7. Improve research and remediation skills
The Order directs the “agencies to establish requirements for registration, retention of records and record management, which will ensure centralized access and visibility of the highest level security operations center for each agency.” . The College also directs the Federal Procurement Regulations Board (“FAR”) to consider these requirements when enacting procurement regulations. These recommendations are likely to generate new contractor and supply chain requirements.
8. Adopt national security systems
Finally, the Order directs the Secretary of Defense to adopt national security system requirements equivalent to or greater than the requirements of the Order. Briefly, a national security system is any system used by or on behalf of an agency (such as a contractor or other third party) that involves: intelligence activities; cryptological activities related to national security; command and control of military forces; equipment that is an integral part of a weapon or weapon system; or it is fundamental to the direct fulfillment of military or intelligence missions.
Key behaviors for federal contractors and other private companies
The College sets an aggressive timetable, with deadlines ranging from 45 to 120 days for agencies to begin implementing many key requirements. Although the scope of the Order’s impact will become clearer in the coming months as the Government enacts the implementing rules, however, it is already clear that:
- The requirements of the Order will affect companies doing business with the Government as main contractors, subcontractors or suppliers;
- The impact of the Order will extend far beyond the channel of the government contractor, as the processes, procedures and standards created to comply with the Order will influence best practices in the sector and the fact that the company does not apply these practices could have an impact on the protection of “reasonable prudence” your network and data: i
- While many of the requirements of the Order may have been adopted by large companies, implementation by the federal government is likely to involve the adoption of these same practices by smaller companies.

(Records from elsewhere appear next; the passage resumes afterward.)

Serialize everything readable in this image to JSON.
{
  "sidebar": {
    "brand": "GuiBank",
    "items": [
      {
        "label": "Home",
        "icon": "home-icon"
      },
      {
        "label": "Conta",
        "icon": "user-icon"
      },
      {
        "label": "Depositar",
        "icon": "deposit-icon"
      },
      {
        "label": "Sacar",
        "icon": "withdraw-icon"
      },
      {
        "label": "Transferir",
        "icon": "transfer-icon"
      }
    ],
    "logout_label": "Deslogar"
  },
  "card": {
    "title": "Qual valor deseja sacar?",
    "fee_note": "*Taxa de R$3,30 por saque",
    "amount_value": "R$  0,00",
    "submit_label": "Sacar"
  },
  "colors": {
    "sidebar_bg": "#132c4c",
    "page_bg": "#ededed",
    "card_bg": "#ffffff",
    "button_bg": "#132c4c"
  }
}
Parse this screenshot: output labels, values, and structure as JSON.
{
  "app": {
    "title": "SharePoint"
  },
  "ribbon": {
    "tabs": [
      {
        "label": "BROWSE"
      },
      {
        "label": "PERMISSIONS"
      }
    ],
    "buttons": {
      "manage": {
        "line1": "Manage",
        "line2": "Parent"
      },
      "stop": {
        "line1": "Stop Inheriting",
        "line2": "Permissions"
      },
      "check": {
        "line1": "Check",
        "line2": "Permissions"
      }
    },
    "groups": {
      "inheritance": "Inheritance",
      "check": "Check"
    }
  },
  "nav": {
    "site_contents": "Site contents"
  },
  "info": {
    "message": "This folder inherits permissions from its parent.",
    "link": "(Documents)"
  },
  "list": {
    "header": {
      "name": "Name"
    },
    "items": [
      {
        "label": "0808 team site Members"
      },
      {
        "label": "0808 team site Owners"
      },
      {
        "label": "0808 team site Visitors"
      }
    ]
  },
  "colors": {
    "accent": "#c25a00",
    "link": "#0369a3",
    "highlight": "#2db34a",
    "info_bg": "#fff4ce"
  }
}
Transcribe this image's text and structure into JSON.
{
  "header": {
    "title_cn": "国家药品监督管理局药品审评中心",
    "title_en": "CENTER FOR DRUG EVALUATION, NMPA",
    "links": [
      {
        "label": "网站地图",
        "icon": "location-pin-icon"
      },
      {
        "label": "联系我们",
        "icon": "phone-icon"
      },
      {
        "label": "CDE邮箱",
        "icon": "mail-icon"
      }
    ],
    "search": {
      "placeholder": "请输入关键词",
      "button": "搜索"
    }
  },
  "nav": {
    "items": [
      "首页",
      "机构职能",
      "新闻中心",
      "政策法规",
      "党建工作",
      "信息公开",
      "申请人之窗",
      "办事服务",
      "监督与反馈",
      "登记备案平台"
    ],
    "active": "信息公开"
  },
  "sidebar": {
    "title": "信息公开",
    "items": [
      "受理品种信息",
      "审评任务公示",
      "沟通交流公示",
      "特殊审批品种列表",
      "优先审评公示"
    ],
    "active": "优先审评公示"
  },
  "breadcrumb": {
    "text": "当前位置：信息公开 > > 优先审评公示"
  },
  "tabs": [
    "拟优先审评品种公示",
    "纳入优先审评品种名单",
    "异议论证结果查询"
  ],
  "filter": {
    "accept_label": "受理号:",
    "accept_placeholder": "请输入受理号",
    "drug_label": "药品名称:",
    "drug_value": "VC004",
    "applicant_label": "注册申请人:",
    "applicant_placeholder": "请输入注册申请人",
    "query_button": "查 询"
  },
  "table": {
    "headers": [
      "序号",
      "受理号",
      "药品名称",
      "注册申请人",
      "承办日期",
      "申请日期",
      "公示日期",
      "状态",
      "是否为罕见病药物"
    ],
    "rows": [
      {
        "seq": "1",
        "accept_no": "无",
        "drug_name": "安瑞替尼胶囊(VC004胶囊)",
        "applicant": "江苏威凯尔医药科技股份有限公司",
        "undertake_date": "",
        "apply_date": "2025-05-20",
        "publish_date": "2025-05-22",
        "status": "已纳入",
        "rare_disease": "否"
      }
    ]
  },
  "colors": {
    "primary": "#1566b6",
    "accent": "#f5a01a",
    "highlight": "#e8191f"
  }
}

In light of this Order, federal contractors and other private companies should evaluate their technical, administrative, and physical measures to protect the confidentiality, availability, and integrity of their systems and data. And as federal agencies work to implement the order, companies should monitor and respond to changes in regulations, standards, and guidelines. As established by the Order, “[t]The private sector must adapt to the ever-changing threats environment, make sure its products are built and operate safely, and work with the federal government to promote safer cyberspace. ” The ability of the private sector to be a good partner with the federal government is sure to be tested in the coming months.